When I run more than three applications at the same time on my DOS 3.0 box, the exact same problem occurs. The only thing that helps is upgrading the sound speed.

(NOTE: The video jumpers were totally unaffected by this experiment.)

This is a complete fabrication ...

"The results were the same as with Windows 7, file corruption. Not once was I warned about editing a file that was already being edited by another application.

For example, I opened a test file in Kate, then in Writer. I updated the file in Writer, saved it and exited Writer. Then I updated the file in Kate, saved it and exited Kate. Opening the file again, in either program, shows just the updates from Kate, the updates made in Writer were lost."

This is a complete fabrication. When you save the file in oowriter a dialog box pops up in Kate stating "File Changed on Disk" which gives you several options including "View Difference", "Overwrite", "Reload", "Ignore", or "Cancel".

If you open the file in both programs and save the file first in Kate, then in oowriter at that point only the edits in oowriter would be saved. This is the EXACT OPPOSITE of your little example.

Since Kate is part of the KDE desktop it performed exactly how it should with regards to file changes from multiple applications. Even using Kwrite, another KDE application, produced the same "File Changed on Disk" dialog box that Kate produced.

The lack of warning from oowriter on file saving is not the fault of Linux or KDE, but the fault of Open Office.
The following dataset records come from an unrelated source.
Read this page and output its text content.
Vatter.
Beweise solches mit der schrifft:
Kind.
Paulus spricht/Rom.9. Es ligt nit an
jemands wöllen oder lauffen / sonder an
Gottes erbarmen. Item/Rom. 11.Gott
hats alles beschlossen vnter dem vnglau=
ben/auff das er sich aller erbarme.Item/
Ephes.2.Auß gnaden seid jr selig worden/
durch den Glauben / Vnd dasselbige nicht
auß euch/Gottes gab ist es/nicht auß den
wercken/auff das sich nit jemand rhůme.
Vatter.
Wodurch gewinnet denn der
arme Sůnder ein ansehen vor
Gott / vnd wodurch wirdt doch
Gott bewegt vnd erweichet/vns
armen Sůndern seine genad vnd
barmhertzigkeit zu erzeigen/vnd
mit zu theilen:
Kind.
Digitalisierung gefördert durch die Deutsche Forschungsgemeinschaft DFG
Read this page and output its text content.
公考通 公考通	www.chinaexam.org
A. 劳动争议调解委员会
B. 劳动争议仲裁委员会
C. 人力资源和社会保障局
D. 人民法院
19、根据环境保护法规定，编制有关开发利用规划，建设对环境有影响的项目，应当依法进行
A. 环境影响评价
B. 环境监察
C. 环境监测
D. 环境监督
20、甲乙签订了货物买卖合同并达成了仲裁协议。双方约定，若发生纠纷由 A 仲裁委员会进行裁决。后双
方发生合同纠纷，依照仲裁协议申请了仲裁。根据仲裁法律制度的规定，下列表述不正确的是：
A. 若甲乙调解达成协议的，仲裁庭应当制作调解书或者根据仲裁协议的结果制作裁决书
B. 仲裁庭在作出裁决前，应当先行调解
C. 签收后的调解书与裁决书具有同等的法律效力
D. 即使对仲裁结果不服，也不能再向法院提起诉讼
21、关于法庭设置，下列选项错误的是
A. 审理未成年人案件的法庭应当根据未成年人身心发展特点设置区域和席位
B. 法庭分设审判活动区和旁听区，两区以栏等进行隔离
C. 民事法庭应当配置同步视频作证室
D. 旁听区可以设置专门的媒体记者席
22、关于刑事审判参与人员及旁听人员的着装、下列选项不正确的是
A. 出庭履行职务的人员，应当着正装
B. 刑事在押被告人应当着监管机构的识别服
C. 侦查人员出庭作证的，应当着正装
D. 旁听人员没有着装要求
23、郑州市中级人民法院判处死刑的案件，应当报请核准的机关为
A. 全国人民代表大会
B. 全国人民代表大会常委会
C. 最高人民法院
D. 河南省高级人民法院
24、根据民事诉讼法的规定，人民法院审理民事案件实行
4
If you downloaded the Windows or Mac version of Open Office the same problem would exist. It has absolutely NOTHING to do with the operating system.

Michael did you think that nobody would test if your little example wasn't valid? You're completely incompetent. How CW continues this blog of yours is a mystery.

He's right in that kate in

He's right in that kate in KDE 4.2.1 and Writer by default don't ask whether to replace the file on disk, if it has changed since opening. Even in this case though, there's no file corruption, the file on disk is the file you requested to save.

Something completely different ...

"He's right in that kate in KDE 4.2.1 and Writer by default don't ask whether to replace the file on disk, if it has changed since opening."

The file is opened as a tmp in cache so no changes to the original have been done. Changes only take effect when the file has been written to disk. This is not a bug, but how the system was intended to work.

His specific example stated that no warnings were given that the file had changed, which is false. Kate and Kwrite will give a warning that the file has changed when committed to disk.

If you want applications to be aware of changes made by other programs on non-written to disk changes you need something like Google Docs which allows you to share changes in real time, otherwise you use revision control:

http://en.wikipedia.org/wiki/Revision_control

Most popular word processor and spreadsheet applications already have this embedded. You could also use an application that does file locking, such as with package managers, or version merging that's used in systems such as CVS and Subversion.

What do you mean by file

What do you mean by file corruption?

If you open a file twice in linux and edit & save in one editor, the other notices that the file on-disk has changed and offers to remedy the situation as it should, i.e. no data corruption occurs (data on disk in the end is that of editor #1 or #2), and you're offered the option of which version to keep.